“Remembrance of things past is not necessarily the remembrance of things as they were.” — Marcel Proust
What does it mean to remember, or to forget? In his chef d’oeuvre In Search of Lost Time, Marcel Proust questions how one remembers and accesses memory. Proust, however, is not alone in this exploration. Many other scholars have delved into the topic of memory and investigated its importance in social organization, historical construction, and personal and group narratives. This semester, Pyxis invites you to contribute your academic work on this theme. Topics may include, but are not limited to:
How do we express memory in literature, in visual form, in performance? How do the stories we tell ourselves–through narratives, myths, or collective memories–structure the world around us? How is memory constructed, recorded, represented, manipulated?

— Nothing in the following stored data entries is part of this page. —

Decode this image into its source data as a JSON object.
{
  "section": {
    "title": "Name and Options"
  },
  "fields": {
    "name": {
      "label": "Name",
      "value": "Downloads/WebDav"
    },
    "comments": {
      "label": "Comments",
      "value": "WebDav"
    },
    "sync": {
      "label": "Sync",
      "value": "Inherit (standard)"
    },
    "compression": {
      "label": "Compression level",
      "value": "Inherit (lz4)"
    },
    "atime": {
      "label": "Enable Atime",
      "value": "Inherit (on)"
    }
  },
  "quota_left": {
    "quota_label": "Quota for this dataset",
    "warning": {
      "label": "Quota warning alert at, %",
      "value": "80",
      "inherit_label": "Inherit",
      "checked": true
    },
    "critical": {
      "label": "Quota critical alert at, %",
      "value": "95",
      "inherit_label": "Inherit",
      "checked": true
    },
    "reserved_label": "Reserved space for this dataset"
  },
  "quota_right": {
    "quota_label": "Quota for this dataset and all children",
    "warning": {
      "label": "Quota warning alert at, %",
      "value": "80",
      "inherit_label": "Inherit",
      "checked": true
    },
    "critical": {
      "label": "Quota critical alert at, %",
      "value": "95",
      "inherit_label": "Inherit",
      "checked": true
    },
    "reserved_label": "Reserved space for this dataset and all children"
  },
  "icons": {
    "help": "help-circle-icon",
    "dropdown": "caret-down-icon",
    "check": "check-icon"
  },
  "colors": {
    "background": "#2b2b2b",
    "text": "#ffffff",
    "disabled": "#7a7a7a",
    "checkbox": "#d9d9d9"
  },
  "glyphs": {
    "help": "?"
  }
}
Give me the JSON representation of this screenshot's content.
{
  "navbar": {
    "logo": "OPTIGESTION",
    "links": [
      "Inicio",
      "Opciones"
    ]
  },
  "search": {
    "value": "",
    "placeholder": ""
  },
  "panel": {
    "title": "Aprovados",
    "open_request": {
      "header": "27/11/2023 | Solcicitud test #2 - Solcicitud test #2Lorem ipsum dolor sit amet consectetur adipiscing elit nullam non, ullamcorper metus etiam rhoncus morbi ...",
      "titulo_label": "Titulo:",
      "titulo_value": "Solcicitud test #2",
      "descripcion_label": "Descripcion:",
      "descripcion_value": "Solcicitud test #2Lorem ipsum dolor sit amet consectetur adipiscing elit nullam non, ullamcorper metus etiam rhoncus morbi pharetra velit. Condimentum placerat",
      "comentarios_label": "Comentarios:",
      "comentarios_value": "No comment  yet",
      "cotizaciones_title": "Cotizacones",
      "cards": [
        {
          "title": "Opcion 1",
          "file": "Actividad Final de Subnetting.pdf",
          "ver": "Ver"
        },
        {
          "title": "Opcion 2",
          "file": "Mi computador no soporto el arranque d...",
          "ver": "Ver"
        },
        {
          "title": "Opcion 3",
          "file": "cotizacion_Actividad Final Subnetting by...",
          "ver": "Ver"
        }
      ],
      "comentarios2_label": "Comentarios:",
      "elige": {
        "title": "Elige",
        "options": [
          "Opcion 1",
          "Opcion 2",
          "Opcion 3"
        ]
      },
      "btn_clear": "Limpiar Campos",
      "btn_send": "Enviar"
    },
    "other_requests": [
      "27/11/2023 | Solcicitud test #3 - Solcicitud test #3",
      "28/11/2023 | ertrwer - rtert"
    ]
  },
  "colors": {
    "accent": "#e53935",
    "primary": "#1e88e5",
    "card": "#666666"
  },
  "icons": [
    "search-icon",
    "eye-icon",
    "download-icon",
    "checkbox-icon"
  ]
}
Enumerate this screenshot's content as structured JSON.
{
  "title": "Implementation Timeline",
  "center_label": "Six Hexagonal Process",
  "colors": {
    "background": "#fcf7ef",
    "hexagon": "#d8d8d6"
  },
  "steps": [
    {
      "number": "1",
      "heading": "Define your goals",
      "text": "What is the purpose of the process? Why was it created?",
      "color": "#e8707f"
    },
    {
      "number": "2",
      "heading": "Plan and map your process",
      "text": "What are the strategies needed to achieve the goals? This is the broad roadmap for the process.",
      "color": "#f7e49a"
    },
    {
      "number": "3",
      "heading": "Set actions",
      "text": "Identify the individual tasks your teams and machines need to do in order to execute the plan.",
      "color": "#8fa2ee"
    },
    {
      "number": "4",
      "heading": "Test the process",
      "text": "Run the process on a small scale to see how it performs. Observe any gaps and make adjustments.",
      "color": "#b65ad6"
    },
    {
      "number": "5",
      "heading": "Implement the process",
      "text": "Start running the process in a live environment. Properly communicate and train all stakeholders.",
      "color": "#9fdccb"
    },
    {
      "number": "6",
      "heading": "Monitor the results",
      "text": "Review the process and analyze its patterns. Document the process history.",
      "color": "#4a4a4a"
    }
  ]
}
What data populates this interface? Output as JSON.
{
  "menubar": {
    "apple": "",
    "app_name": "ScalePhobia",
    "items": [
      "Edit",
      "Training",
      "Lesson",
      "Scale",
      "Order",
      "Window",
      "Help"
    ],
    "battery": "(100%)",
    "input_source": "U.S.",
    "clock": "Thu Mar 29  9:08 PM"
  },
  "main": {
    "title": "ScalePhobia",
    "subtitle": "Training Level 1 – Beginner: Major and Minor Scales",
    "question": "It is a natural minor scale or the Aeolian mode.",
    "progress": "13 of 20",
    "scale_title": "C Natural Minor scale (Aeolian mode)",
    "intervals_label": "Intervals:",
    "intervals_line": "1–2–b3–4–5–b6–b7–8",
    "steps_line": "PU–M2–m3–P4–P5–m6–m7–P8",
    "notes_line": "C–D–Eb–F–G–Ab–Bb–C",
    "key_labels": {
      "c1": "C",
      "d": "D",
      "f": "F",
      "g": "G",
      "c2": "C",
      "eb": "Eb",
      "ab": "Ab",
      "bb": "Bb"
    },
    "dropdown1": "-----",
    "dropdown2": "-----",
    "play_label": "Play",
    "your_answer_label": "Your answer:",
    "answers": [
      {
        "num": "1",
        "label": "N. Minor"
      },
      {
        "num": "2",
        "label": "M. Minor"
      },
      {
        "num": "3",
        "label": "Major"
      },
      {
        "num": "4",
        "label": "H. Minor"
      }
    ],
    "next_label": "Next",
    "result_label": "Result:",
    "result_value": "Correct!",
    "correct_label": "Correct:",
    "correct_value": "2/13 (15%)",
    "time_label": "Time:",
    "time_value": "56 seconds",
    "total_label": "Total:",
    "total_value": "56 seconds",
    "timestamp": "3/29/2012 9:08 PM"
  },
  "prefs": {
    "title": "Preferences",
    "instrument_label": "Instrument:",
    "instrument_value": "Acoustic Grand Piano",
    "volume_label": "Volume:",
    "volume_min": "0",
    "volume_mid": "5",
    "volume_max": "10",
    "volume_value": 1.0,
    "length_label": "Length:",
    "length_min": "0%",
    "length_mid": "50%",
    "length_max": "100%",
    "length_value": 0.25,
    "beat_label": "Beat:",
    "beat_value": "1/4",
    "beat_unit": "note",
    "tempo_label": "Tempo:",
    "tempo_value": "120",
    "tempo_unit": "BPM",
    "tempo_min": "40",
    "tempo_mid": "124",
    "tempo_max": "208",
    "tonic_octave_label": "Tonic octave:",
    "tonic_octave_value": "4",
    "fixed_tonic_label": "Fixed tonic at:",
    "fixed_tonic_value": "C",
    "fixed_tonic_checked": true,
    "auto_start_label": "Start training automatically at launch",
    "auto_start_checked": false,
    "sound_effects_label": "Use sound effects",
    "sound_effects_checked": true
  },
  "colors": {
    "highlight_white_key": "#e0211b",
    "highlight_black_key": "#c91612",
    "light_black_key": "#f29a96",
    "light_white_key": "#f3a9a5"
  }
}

What role do archives, libraries, museums, and heritage — both tangible (monuments, architecture, artifacts) and intangible (music, oral traditions) — play in forming or preserving memory? How does memory operate with regard to temporal and geographic shifts–in the case of migration or diasporic communities, for instance? How does memory emerge as something collective, historical, or institutional? How has technology affected the experience of memory? In what ways do we use memory — to construct identities (whether cultural, racial, or religious), justify a past, present, or future, or recover from trauma? Conversely, what is the function of forgetting? Are certain episodes of our individual or collective histories better left forgotten, and does human existence in some way necessitate forgetting? Finally, how do we verify the authenticity or ‘truth’ of our memories?
We encourage submissions from all disciplines in the humanities. Please submit your work to hello(at)pyxisjournal(dot)com. Your file should be named as “paper title_course number.” If you have an accompanying paper prompt, please feel free to include it. We accept papers of all lengths. The submission deadline is Sunday, February 24th.
We are also looking for artwork related to the theme. We accept multiple submissions. If your submission is selected, we will request a high resolution picture (at least 300 dpi) of your work.
The Fall 2012 issue, “Bodies,” and the Spring 2013 issue, “Memory,” will be printed by the end of spring semester.